I am interested in serving on the UFC to help represent the views and diversity of the faculty at Cornell University. It is a time of change at the national and university level and faculty increasingly must respond to new collaborative and innovative opportunities while dealing with issues of state support, campus climate and the rising cost of higher education. I believe active faculty participation on the UFC will provide opportunities to strengthen communication, find common ground and advance mutual goals.     

Rosemary Avery

Professor and Chair, Department of Policy Analysis and Management in the College of Human Ecology, Dr. Avery been a member of the faculty since 1988.  Her research, funded through the National Institutes of Health (NIH), focuses on product package warnings and commercial advertisements on prime-time television and other print media focusing on public health issues (graphic warning labels on cigarette packs; smoking cessation products, antidepressants, statins, and over-the-counter dietary products). Her research examines the impact of DDA/FTC warnings and commercial product claims on the health-related behavior of consumers (smoking cessation, diet, exercise, and Rx and OTC product consumptions). She has been the recipient of many distinguished teaching awards.

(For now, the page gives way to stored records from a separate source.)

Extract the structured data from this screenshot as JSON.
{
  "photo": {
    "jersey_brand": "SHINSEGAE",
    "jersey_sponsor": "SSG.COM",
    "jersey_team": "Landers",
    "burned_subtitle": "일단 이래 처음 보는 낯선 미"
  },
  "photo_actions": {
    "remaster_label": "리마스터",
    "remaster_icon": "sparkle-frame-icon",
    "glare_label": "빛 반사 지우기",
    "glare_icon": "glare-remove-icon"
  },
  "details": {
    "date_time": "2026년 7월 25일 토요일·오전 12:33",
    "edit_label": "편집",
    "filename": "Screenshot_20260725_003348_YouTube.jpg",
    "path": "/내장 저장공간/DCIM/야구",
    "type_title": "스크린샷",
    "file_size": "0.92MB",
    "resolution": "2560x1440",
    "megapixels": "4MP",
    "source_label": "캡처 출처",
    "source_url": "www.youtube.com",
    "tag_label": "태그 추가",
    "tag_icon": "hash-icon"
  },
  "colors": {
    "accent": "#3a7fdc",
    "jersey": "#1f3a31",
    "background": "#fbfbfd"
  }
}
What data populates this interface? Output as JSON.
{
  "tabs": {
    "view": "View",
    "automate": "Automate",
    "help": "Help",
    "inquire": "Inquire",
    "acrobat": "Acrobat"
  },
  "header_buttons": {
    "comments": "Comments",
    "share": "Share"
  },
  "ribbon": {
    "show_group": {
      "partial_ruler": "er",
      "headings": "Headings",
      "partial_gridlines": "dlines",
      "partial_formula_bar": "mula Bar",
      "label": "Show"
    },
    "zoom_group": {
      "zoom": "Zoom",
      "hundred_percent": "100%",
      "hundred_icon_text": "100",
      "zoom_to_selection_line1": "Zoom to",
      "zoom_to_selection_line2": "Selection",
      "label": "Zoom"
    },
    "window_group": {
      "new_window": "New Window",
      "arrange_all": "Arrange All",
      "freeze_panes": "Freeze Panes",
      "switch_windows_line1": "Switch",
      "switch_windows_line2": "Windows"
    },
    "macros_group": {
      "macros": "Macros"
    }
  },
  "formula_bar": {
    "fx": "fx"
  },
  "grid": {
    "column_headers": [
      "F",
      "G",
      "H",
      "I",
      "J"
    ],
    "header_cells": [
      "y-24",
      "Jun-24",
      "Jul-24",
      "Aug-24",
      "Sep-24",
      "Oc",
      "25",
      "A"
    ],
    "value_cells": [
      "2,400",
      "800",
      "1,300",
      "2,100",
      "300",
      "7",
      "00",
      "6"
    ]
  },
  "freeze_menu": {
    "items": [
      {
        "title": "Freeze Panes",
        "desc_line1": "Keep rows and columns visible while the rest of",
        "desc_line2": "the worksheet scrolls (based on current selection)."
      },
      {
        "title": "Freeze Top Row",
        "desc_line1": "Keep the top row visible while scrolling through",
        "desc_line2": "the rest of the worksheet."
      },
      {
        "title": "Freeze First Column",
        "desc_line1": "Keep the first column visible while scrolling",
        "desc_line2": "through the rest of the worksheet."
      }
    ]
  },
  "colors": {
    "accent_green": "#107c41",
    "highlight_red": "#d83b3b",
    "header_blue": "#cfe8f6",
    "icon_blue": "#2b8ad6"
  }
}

She is a Weiss Presidential Fellow, a Carpenter Award winner, a recipient of the SUNY Chancellor’s Award for Excellence in Teaching, the Panhellenic Council Outstanding Faculty Member Award, and she has been recognized fifteen times as a recipient of the Merrill Scholarship Teacher Recognition Award.  Her university leadership experience includes: Faculty Senate, FACTA Committee, Educational Policy Committee, University Appeals Panel, West Campus Research Committee, Faculty Advisory Committee on Athletics and Physical Education, University Library Board, Fraternity and Sorority Advisory Council, and Faculty Fellow, (1993 - ongoing). She has been appointed Dean and House Professor, Rose House, starting in August 2018.

If elected, I will strive to be an effective liaison between the Faculty Senate and the administration with respect to the priorities, concerns and new initiatives of the faculty. I will strive to be an active voice on the committee guiding the implementation of the Social Sciences External Review recommendations.   As Cornell strives to maintain and improve upon its standing in the academy as a premier research and teaching institution under new leadership, I will strive to bring before the administration issues that impact excellence of the research and educational components of our mission.

Shannon Gleeson 

A PhD in Sociology and Demography, UC Berkeley. Dr. Gleeson is an Associate Professor of Labor Relations, Law & History at the Cornell University School of Industrial and Labor Relations.  She was previously on the faculty of the Latin American & Latino Studies Department at the University of California, Santa Cruz.    Her books include Building Citizenship From Below: Precarity, Migration, and Agency (Routledge, 2017, edited with Marcel Paret),  Precarious Claims: The Promise and Failure of Workplace Protections in the United States (University of California Press, 2016), The Nation and Its Peoples: Citizens, Denizens, Migrants (Routledge, 2014, edited with John Park), and Conflicting Commitments: The Politics of Enforcing Immigrant Worker Rights in San Jose and Houston (Cornell University Press, 2012).  Gleeson is involved in several other collaborative projects, regarding the role of the Mexican Consulate in protecting the rights of immigrant workers (with Xóchitl Bada), the local implementation of the 2012 Deferred Action for Childhood Arrivals (DACA) program (with Els de Graauw), and the impacts of temporary legal status on immigrant workers (with Kate Griffith). 

She looks forward to working with the UFC, especially to consider issues related to fulfilling Cornell’s public mission, transparency and faculty governance, protecting academic freedom, diversifying the academy, and equity for immigrants and students of color.